We can then load in the history (and recreate the Physio object
it described) with peakdet.load_history():
>>> from peakdet import load_history
>>> reloaded_data = load_history('out.json')
>>> print(reloaded_data)
Physio(size=240000, fs=250.0)
The data object contains all the processing steps (including manual edits!)
that were performed on the original physiological data.
5.2.1. Relative paths in history¶
While the saved history file (in the above example, out.json) can be stored
anywhere (next to the raw data file typically makes sense!), extra care must be
taken when loading it back in. Because the history file contains a path to the
raw data file you must ensure that it is loaded with load_history()
from the same directory in which the raw data were originally loaded.

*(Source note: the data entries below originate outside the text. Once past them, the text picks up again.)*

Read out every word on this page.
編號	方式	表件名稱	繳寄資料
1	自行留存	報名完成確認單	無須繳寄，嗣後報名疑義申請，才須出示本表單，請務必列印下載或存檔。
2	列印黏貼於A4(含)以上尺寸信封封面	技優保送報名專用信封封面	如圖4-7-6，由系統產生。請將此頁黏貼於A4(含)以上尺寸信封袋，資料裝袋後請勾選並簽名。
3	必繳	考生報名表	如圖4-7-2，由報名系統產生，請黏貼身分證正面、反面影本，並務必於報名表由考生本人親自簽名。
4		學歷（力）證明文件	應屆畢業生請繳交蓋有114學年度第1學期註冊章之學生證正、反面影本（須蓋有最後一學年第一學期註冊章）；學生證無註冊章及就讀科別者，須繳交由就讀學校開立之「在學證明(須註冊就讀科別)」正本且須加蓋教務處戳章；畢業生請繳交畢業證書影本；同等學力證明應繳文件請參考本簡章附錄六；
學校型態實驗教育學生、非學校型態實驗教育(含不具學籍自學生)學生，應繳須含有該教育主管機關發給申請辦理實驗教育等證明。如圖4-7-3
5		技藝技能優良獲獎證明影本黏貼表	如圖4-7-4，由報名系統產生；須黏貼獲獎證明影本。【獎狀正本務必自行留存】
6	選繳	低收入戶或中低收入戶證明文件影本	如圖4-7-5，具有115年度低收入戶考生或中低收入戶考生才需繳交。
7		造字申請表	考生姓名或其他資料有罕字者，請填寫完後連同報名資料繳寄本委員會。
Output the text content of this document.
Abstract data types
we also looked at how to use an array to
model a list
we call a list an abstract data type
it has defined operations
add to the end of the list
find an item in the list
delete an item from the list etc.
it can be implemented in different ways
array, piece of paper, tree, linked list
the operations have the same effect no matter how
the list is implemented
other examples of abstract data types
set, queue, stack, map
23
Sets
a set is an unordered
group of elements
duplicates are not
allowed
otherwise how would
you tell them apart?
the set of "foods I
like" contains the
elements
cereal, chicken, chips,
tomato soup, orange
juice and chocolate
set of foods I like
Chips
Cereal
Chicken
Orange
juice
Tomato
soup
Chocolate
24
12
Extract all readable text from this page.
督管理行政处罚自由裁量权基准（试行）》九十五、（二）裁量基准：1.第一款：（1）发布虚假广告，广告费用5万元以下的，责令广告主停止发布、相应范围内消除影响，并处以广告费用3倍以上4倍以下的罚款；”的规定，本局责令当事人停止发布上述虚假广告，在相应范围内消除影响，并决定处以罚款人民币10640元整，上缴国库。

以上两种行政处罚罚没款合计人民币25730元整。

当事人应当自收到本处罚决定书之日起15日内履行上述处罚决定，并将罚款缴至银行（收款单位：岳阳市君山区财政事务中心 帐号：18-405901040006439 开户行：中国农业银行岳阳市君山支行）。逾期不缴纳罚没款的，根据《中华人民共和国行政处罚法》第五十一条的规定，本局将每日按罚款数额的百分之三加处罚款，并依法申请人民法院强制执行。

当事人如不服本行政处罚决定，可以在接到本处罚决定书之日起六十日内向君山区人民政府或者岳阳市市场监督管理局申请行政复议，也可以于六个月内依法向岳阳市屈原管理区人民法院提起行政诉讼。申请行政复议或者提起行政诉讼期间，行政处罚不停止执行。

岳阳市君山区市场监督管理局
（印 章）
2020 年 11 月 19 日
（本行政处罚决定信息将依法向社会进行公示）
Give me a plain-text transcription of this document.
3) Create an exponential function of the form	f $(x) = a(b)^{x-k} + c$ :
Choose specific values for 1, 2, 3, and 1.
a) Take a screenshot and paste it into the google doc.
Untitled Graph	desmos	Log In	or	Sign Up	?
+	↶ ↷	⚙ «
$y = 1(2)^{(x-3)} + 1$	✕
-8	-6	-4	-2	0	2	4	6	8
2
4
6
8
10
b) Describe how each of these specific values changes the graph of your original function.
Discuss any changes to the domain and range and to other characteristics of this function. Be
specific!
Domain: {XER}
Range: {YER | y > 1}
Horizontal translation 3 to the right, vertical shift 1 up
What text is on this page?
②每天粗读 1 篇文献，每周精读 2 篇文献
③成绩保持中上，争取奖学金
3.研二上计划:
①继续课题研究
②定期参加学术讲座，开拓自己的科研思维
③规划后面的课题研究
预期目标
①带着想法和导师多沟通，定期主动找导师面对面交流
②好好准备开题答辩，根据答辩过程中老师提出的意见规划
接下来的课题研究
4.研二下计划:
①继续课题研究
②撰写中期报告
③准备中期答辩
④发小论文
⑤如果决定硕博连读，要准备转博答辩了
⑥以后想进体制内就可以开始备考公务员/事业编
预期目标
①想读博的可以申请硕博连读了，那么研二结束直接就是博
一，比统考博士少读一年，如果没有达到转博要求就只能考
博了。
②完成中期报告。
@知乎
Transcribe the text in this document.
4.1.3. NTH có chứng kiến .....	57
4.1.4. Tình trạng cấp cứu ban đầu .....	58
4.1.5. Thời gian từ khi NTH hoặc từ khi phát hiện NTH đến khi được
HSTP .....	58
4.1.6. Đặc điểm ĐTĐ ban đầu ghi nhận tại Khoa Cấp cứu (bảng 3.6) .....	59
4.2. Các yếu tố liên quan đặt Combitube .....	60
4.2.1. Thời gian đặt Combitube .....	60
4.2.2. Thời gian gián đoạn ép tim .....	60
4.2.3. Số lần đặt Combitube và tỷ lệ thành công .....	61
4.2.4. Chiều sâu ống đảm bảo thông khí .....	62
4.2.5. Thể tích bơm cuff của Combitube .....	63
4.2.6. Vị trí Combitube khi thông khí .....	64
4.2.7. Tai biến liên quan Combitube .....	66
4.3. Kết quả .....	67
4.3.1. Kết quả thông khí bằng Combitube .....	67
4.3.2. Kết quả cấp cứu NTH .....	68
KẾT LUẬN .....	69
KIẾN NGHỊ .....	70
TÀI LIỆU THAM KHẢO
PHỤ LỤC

Let’s say that we have a directory tree that looks like the following:
./experiment
├── code/
│ └── preprocess.py
└── data/
└── sub-001/
└── PPG.csv
We navigate to this directory (cd experiment) and run python
code/preprocess.py, which generates a history file:
./experiment
├── code/
│ └── preprocess.py
└── data/
└── sub-001/
├── PPG.csv
└── PPG_history.json
Now, say we zip the entire experiment directory to send to a collaborator
who wants to run some analyses on our processed data. If they want to
regenerate the Physio objects we created from the saved history
files, they must call load_history() from within the experiment
directory—calling it from anywhere else in the directory tree will result in
a FileNotFoundError.
Note
In order to be able to reproducibly regenerate data using history files, you need to ensure that you load your data using relative paths from the get-go!